SPADE DB_FILENAME MINSUP ACTUAL_SUPPORT NUMBER_OF_JOINS JOIN_TIME_FOR_F2
      . . . :  F1 F2 F3 .... F_k : F1_TIME F2_TIME FK_TIME TOTAL_TIME

The values of most interest to you are F1, F2, F3, ... F_k, ... which
give the number of frequent k-sequences and TOTAL_TIME which is the
total Wall-Clock or Elapsed time (and NOT just the CPU time).

Note1: You can use the -o option to print out the actual sequences (to
stdout).  

Note2: -r option does a DFS generation of sequences, which consumes less 
memory, and thus can run even when there are long sequences.
You can try to omit the flag to do BFS generation if you want.
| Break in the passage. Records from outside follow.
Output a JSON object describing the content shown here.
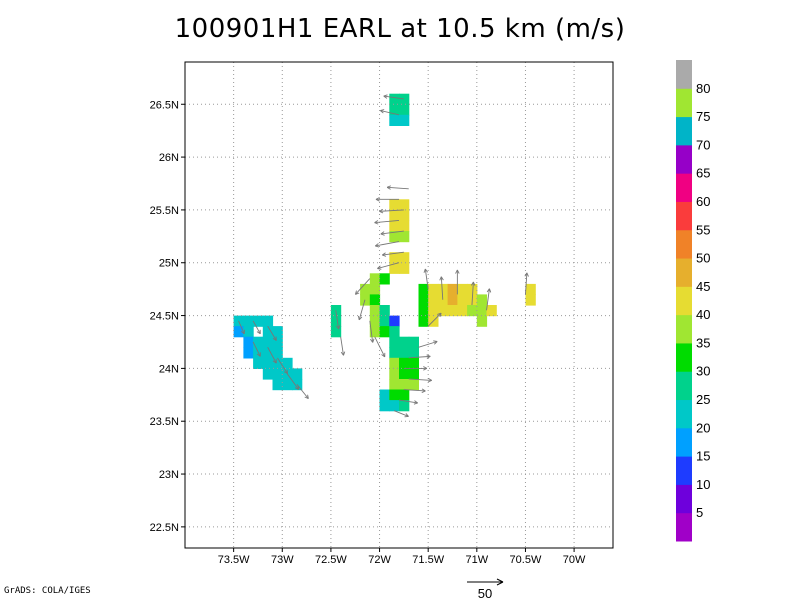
{
  "title": "100901H1 EARL at 10.5 km (m/s)",
  "credit": "GrADS: COLA/IGES",
  "map": {
    "lon_range": [
      -74.0,
      -69.6
    ],
    "lat_range": [
      22.3,
      26.9
    ],
    "x_ticks": [
      {
        "v": -73.5,
        "label": "73.5W"
      },
      {
        "v": -73.0,
        "label": "73W"
      },
      {
        "v": -72.5,
        "label": "72.5W"
      },
      {
        "v": -72.0,
        "label": "72W"
      },
      {
        "v": -71.5,
        "label": "71.5W"
      },
      {
        "v": -71.0,
        "label": "71W"
      },
      {
        "v": -70.5,
        "label": "70.5W"
      },
      {
        "v": -70.0,
        "label": "70W"
      }
    ],
    "y_ticks": [
      {
        "v": 22.5,
        "label": "22.5N"
      },
      {
        "v": 23.0,
        "label": "23N"
      },
      {
        "v": 23.5,
        "label": "23.5N"
      },
      {
        "v": 24.0,
        "label": "24N"
      },
      {
        "v": 24.5,
        "label": "24.5N"
      },
      {
        "v": 25.0,
        "label": "25N"
      },
      {
        "v": 25.5,
        "label": "25.5N"
      },
      {
        "v": 26.0,
        "label": "26N"
      },
      {
        "v": 26.5,
        "label": "26.5N"
      }
    ],
    "grid": "dotted"
  },
  "colorbar": {
    "colors": [
      "#a000c8",
      "#6e00dc",
      "#1e3cff",
      "#00a0ff",
      "#00c8c8",
      "#00d28c",
      "#00dc00",
      "#a0e632",
      "#e6dc32",
      "#e6af2d",
      "#f08228",
      "#fa3c3c",
      "#f00082",
      "#9600c8",
      "#00b4c8",
      "#a0e632",
      "#aaaaaa"
    ],
    "labels": [
      "5",
      "10",
      "15",
      "20",
      "25",
      "30",
      "35",
      "40",
      "45",
      "50",
      "55",
      "60",
      "65",
      "70",
      "75",
      "80"
    ]
  },
  "scale_vector": {
    "label": "50"
  },
  "wind_speed_cells": [
    {
      "lon": -73.45,
      "lat": 24.45,
      "spd": 20
    },
    {
      "lon": -73.35,
      "lat": 24.45,
      "spd": 20
    },
    {
      "lon": -73.25,
      "lat": 24.45,
      "spd": 20
    },
    {
      "lon": -73.15,
      "lat": 24.45,
      "spd": 20
    },
    {
      "lon": -73.45,
      "lat": 24.35,
      "spd": 15
    },
    {
      "lon": -73.35,
      "lat": 24.35,
      "spd": 20
    },
    {
      "lon": -73.15,
      "lat": 24.35,
      "spd": 20
    },
    {
      "lon": -73.05,
      "lat": 24.35,
      "spd": 20
    },
    {
      "lon": -73.35,
      "lat": 24.25,
      "spd": 15
    },
    {
      "lon": -73.25,
      "lat": 24.25,
      "spd": 20
    },
    {
      "lon": -73.15,
      "lat": 24.25,
      "spd": 20
    },
    {
      "lon": -73.05,
      "lat": 24.25,
      "spd": 20
    },
    {
      "lon": -73.35,
      "lat": 24.15,
      "spd": 15
    },
    {
      "lon": -73.25,
      "lat": 24.15,
      "spd": 20
    },
    {
      "lon": -73.15,
      "lat": 24.15,
      "spd": 20
    },
    {
      "lon": -73.05,
      "lat": 24.15,
      "spd": 20
    },
    {
      "lon": -73.25,
      "lat": 24.05,
      "spd": 20
    },
    {
      "lon": -73.15,
      "lat": 24.05,
      "spd": 20
    },
    {
      "lon": -73.05,
      "lat": 24.05,
      "spd": 20
    },
    {
      "lon": -72.95,
      "lat": 24.05,
      "spd": 20
    },
    {
      "lon": -73.15,
      "lat": 23.95,
      "spd": 20
    },
    {
      "lon": -73.05,
      "lat": 23.95,
      "spd": 20
    },
    {
      "lon": -72.95,
      "lat": 23.95,
      "spd": 20
    },
    {
      "lon": -72.85,
      "lat": 23.95,
      "spd": 20
    },
    {
      "lon": -73.05,
      "lat": 23.85,
      "spd": 20
    },
    {
      "lon": -72.95,
      "lat": 23.85,
      "spd": 20
    },
    {
      "lon": -72.85,
      "lat": 23.85,
      "spd": 20
    },
    {
      "lon": -72.45,
      "lat": 24.55,
      "spd": 25
    },
    {
      "lon": -72.45,
      "lat": 24.45,
      "spd": 25
    },
    {
      "lon": -72.45,
      "lat": 24.35,
      "spd": 25
    },
    {
      "lon": -71.85,
      "lat": 26.55,
      "spd": 25
    },
    {
      "lon": -71.75,
      "lat": 26.55,
      "spd": 25
    },
    {
      "lon": -71.85,
      "lat": 26.45,
      "spd": 25
    },
    {
      "lon": -71.75,
      "lat": 26.45,
      "spd": 25
    },
    {
      "lon": -71.85,
      "lat": 26.35,
      "spd": 20
    },
    {
      "lon": -71.75,
      "lat": 26.35,
      "spd": 20
    },
    {
      "lon": -71.85,
      "lat": 25.55,
      "spd": 40
    },
    {
      "lon": -71.75,
      "lat": 25.55,
      "spd": 40
    },
    {
      "lon": -71.85,
      "lat": 25.45,
      "spd": 40
    },
    {
      "lon": -71.75,
      "lat": 25.45,
      "spd": 40
    },
    {
      "lon": -71.85,
      "lat": 25.35,
      "spd": 40
    },
    {
      "lon": -71.75,
      "lat": 25.35,
      "spd": 40
    },
    {
      "lon": -71.85,
      "lat": 25.25,
      "spd": 35
    },
    {
      "lon": -71.75,
      "lat": 25.25,
      "spd": 35
    },
    {
      "lon": -71.85,
      "lat": 25.05,
      "spd": 40
    },
    {
      "lon": -71.75,
      "lat": 25.05,
      "spd": 40
    },
    {
      "lon": -71.85,
      "lat": 24.95,
      "spd": 40
    },
    {
      "lon": -71.75,
      "lat": 24.95,
      "spd": 40
    },
    {
      "lon": -72.15,
      "lat": 24.75,
      "spd": 35
    },
    {
      "lon": -72.05,
      "lat": 24.75,
      "spd": 35
    },
    {
      "lon": -72.05,
      "lat": 24.85,
      "spd": 35
    },
    {
      "lon": -71.95,
      "lat": 24.85,
      "spd": 30
    },
    {
      "lon": -72.15,
      "lat": 24.65,
      "spd": 35
    },
    {
      "lon": -72.05,
      "lat": 24.65,
      "spd": 30
    },
    {
      "lon": -72.05,
      "lat": 24.55,
      "spd": 35
    },
    {
      "lon": -71.95,
      "lat": 24.55,
      "spd": 25
    },
    {
      "lon": -72.05,
      "lat": 24.45,
      "spd": 35
    },
    {
      "lon": -71.95,
      "lat": 24.45,
      "spd": 25
    },
    {
      "lon": -72.05,
      "lat": 24.35,
      "spd": 35
    },
    {
      "lon": -71.95,
      "lat": 24.35,
      "spd": 30
    },
    {
      "lon": -71.85,
      "lat": 24.45,
      "spd": 10
    },
    {
      "lon": -71.85,
      "lat": 24.35,
      "spd": 25
    },
    {
      "lon": -71.55,
      "lat": 24.75,
      "spd": 30
    },
    {
      "lon": -71.45,
      "lat": 24.75,
      "spd": 40
    },
    {
      "lon": -71.55,
      "lat": 24.65,
      "spd": 30
    },
    {
      "lon": -71.45,
      "lat": 24.65,
      "spd": 40
    },
    {
      "lon": -71.55,
      "lat": 24.55,
      "spd": 30
    },
    {
      "lon": -71.45,
      "lat": 24.55,
      "spd": 40
    },
    {
      "lon": -71.55,
      "lat": 24.45,
      "spd": 30
    },
    {
      "lon": -71.45,
      "lat": 24.45,
      "spd": 40
    },
    {
      "lon": -71.35,
      "lat": 24.75,
      "spd": 40
    },
    {
      "lon": -71.25,
      "lat": 24.75,
      "spd": 45
    },
    {
      "lon": -71.35,
      "lat": 24.65,
      "spd": 40
    },
    {
      "lon": -71.25,
      "lat": 24.65,
      "spd": 45
    },
    {
      "lon": -71.35,
      "lat": 24.55,
      "spd": 40
    },
    {
      "lon": -71.25,
      "lat": 24.55,
      "spd": 40
    },
    {
      "lon": -71.15,
      "lat": 24.75,
      "spd": 40
    },
    {
      "lon": -71.05,
      "lat": 24.75,
      "spd": 40
    },
    {
      "lon": -71.15,
      "lat": 24.65,
      "spd": 40
    },
    {
      "lon": -71.05,
      "lat": 24.65,
      "spd": 40
    },
    {
      "lon": -71.15,
      "lat": 24.55,
      "spd": 40
    },
    {
      "lon": -71.05,
      "lat": 24.55,
      "spd": 35
    },
    {
      "lon": -70.95,
      "lat": 24.65,
      "spd": 35
    },
    {
      "lon": -70.95,
      "lat": 24.55,
      "spd": 35
    },
    {
      "lon": -70.95,
      "lat": 24.45,
      "spd": 35
    },
    {
      "lon": -70.85,
      "lat": 24.55,
      "spd": 40
    },
    {
      "lon": -70.45,
      "lat": 24.75,
      "spd": 40
    },
    {
      "lon": -70.45,
      "lat": 24.65,
      "spd": 40
    },
    {
      "lon": -71.85,
      "lat": 24.25,
      "spd": 25
    },
    {
      "lon": -71.75,
      "lat": 24.25,
      "spd": 25
    },
    {
      "lon": -71.65,
      "lat": 24.25,
      "spd": 25
    },
    {
      "lon": -71.85,
      "lat": 24.15,
      "spd": 25
    },
    {
      "lon": -71.75,
      "lat": 24.15,
      "spd": 25
    },
    {
      "lon": -71.65,
      "lat": 24.15,
      "spd": 25
    },
    {
      "lon": -71.85,
      "lat": 24.05,
      "spd": 35
    },
    {
      "lon": -71.75,
      "lat": 24.05,
      "spd": 30
    },
    {
      "lon": -71.65,
      "lat": 24.05,
      "spd": 30
    },
    {
      "lon": -71.85,
      "lat": 23.95,
      "spd": 35
    },
    {
      "lon": -71.75,
      "lat": 23.95,
      "spd": 30
    },
    {
      "lon": -71.65,
      "lat": 23.95,
      "spd": 30
    },
    {
      "lon": -71.85,
      "lat": 23.85,
      "spd": 35
    },
    {
      "lon": -71.75,
      "lat": 23.85,
      "spd": 35
    },
    {
      "lon": -71.65,
      "lat": 23.85,
      "spd": 35
    },
    {
      "lon": -71.95,
      "lat": 23.75,
      "spd": 20
    },
    {
      "lon": -71.85,
      "lat": 23.75,
      "spd": 30
    },
    {
      "lon": -71.75,
      "lat": 23.75,
      "spd": 30
    },
    {
      "lon": -71.95,
      "lat": 23.65,
      "spd": 20
    },
    {
      "lon": -71.85,
      "lat": 23.65,
      "spd": 20
    },
    {
      "lon": -71.75,
      "lat": 23.65,
      "spd": 25
    }
  ],
  "wind_vectors": [
    {
      "lon": -71.75,
      "lat": 26.55,
      "u": -28,
      "v": 4
    },
    {
      "lon": -71.8,
      "lat": 26.4,
      "u": -26,
      "v": 6
    },
    {
      "lon": -71.7,
      "lat": 25.7,
      "u": -30,
      "v": 2
    },
    {
      "lon": -71.8,
      "lat": 25.6,
      "u": -32,
      "v": 0
    },
    {
      "lon": -71.75,
      "lat": 25.5,
      "u": -34,
      "v": -2
    },
    {
      "lon": -71.8,
      "lat": 25.4,
      "u": -34,
      "v": -3
    },
    {
      "lon": -71.75,
      "lat": 25.3,
      "u": -32,
      "v": -4
    },
    {
      "lon": -71.8,
      "lat": 25.2,
      "u": -33,
      "v": -6
    },
    {
      "lon": -71.75,
      "lat": 25.1,
      "u": -30,
      "v": -4
    },
    {
      "lon": -71.8,
      "lat": 25.0,
      "u": -30,
      "v": -8
    },
    {
      "lon": -72.1,
      "lat": 24.85,
      "u": -20,
      "v": -22
    },
    {
      "lon": -72.15,
      "lat": 24.65,
      "u": -8,
      "v": -28
    },
    {
      "lon": -72.1,
      "lat": 24.45,
      "u": 4,
      "v": -30
    },
    {
      "lon": -72.05,
      "lat": 24.3,
      "u": 14,
      "v": -28
    },
    {
      "lon": -71.5,
      "lat": 24.75,
      "u": -4,
      "v": 28
    },
    {
      "lon": -71.35,
      "lat": 24.65,
      "u": -2,
      "v": 32
    },
    {
      "lon": -71.2,
      "lat": 24.7,
      "u": 0,
      "v": 34
    },
    {
      "lon": -71.05,
      "lat": 24.6,
      "u": 2,
      "v": 32
    },
    {
      "lon": -70.9,
      "lat": 24.55,
      "u": 4,
      "v": 30
    },
    {
      "lon": -70.5,
      "lat": 24.7,
      "u": 2,
      "v": 30
    },
    {
      "lon": -71.5,
      "lat": 24.4,
      "u": 18,
      "v": 18
    },
    {
      "lon": -71.6,
      "lat": 24.2,
      "u": 26,
      "v": 8
    },
    {
      "lon": -71.7,
      "lat": 24.1,
      "u": 30,
      "v": 2
    },
    {
      "lon": -71.75,
      "lat": 24.0,
      "u": 32,
      "v": 0
    },
    {
      "lon": -71.7,
      "lat": 23.9,
      "u": 32,
      "v": -2
    },
    {
      "lon": -71.75,
      "lat": 23.8,
      "u": 30,
      "v": -2
    },
    {
      "lon": -71.8,
      "lat": 23.7,
      "u": 26,
      "v": -4
    },
    {
      "lon": -71.85,
      "lat": 23.6,
      "u": 20,
      "v": -8
    },
    {
      "lon": -73.45,
      "lat": 24.45,
      "u": 8,
      "v": -18
    },
    {
      "lon": -73.3,
      "lat": 24.45,
      "u": 10,
      "v": -18
    },
    {
      "lon": -73.15,
      "lat": 24.4,
      "u": 12,
      "v": -20
    },
    {
      "lon": -73.3,
      "lat": 24.25,
      "u": 10,
      "v": -20
    },
    {
      "lon": -73.15,
      "lat": 24.2,
      "u": 12,
      "v": -22
    },
    {
      "lon": -73.05,
      "lat": 24.1,
      "u": 14,
      "v": -22
    },
    {
      "lon": -72.95,
      "lat": 23.95,
      "u": 16,
      "v": -22
    },
    {
      "lon": -72.85,
      "lat": 23.85,
      "u": 16,
      "v": -20
    },
    {
      "lon": -72.45,
      "lat": 24.55,
      "u": 4,
      "v": -26
    },
    {
      "lon": -72.4,
      "lat": 24.3,
      "u": 4,
      "v": -26
    }
  ]
}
Note3: -e 1 option is a flag indicating spade to compute the support
of 2-sequences from scratch. The number 1 says there is only one DB
partition that will be inverted entirely in main memory. If the
original DB is large then this inversion will obviously take too much
time. So in this case I recommend dividing the DB into chunks of size
roughly 5MB (assuming there is 32MB available to the process). The
exttpose program is equiped to handle this case. If you specify a <-p
NUMPART> flag to exttpose it will divide the DB into NUMPART
chunks. Now you can run spade with -e NUMPART option. You must do this
if the DB is large otherwise the timings for spade will be
skewed. Generally, the more the partitions the better the running time
for spade. For example:        
        exttpose -i XXX -o XXX -x -l -s LMINSUP -p 10
        spade -i XXX -s MINSUP -e 10 -r

Note4: You can use the -m MEMSIZE option to increase the memory
available to the program. MEMSIZE is given in MB. For example if you
have 64 MB available, then use -m 64 (the default is 32MB).